Hi Ryan,
Sorry wrong qacct command. I think i may know what's happening. Are your
jobs really long running? I think the 'lookback window' for checking the
job history may be too short for you? You could try it with being at least
twice the duration of one of your qsub'd tasks. See how every other line
says ">>> Loading full job history" That comes up because jobstats are
empty, 'qacct -j -b <some time' is coming back empty.
Trying to reproduce the behavior from:
https://github.com/jtriley/StarCluster/blob/develop/starcluster/balancers/sge/__init__.py#L504
Could you send the output from this:
make a date of when you started your cluster, approximately, in this
format:
MMDDhhmm Months, Days, hours, minutes
qacct -j -b <put that date format>
And please paste that qacct output here. That should always have a history
of all jobs. Then try the same with the date format being only 3 hours ago.
You can try toying with the lookback windows.
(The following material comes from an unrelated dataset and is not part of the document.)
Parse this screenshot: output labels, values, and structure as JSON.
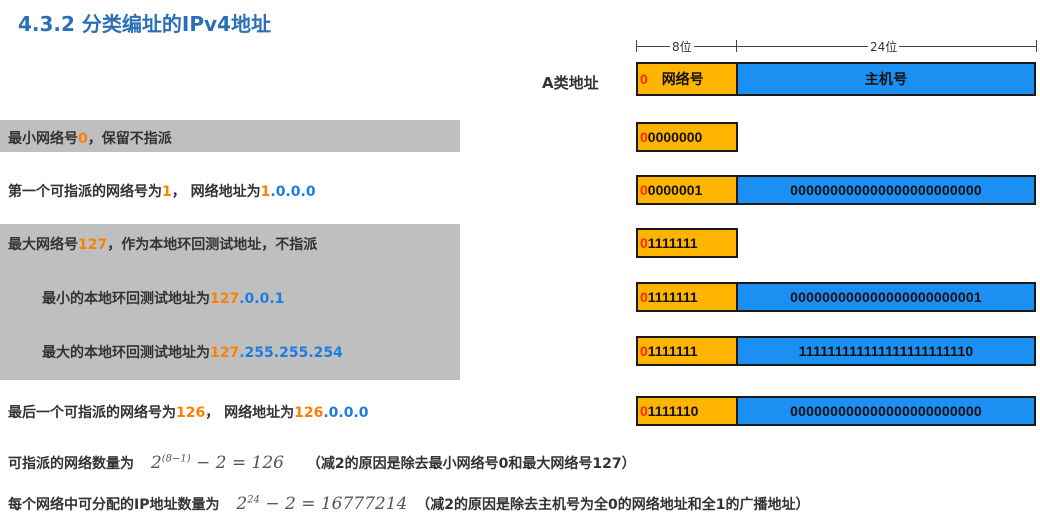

The default is 3 hours and
you can feed a new one in on the command line:
*Lookback window* (-l LOOKBACK_WIN, –lookback_window=LOOKBACK_WIN) - How
long, in hours, to look back for past job history
Justin Riley, can you please update the doc on this site?
http://star.mit.edu/cluster/docs/0.93.3/manual/load_balancer.html
It says the window is in minutes but it's in fact in hours.
Thanks,
Raj
Received on Fri Sep 20 2013 - 11:28:33 EDT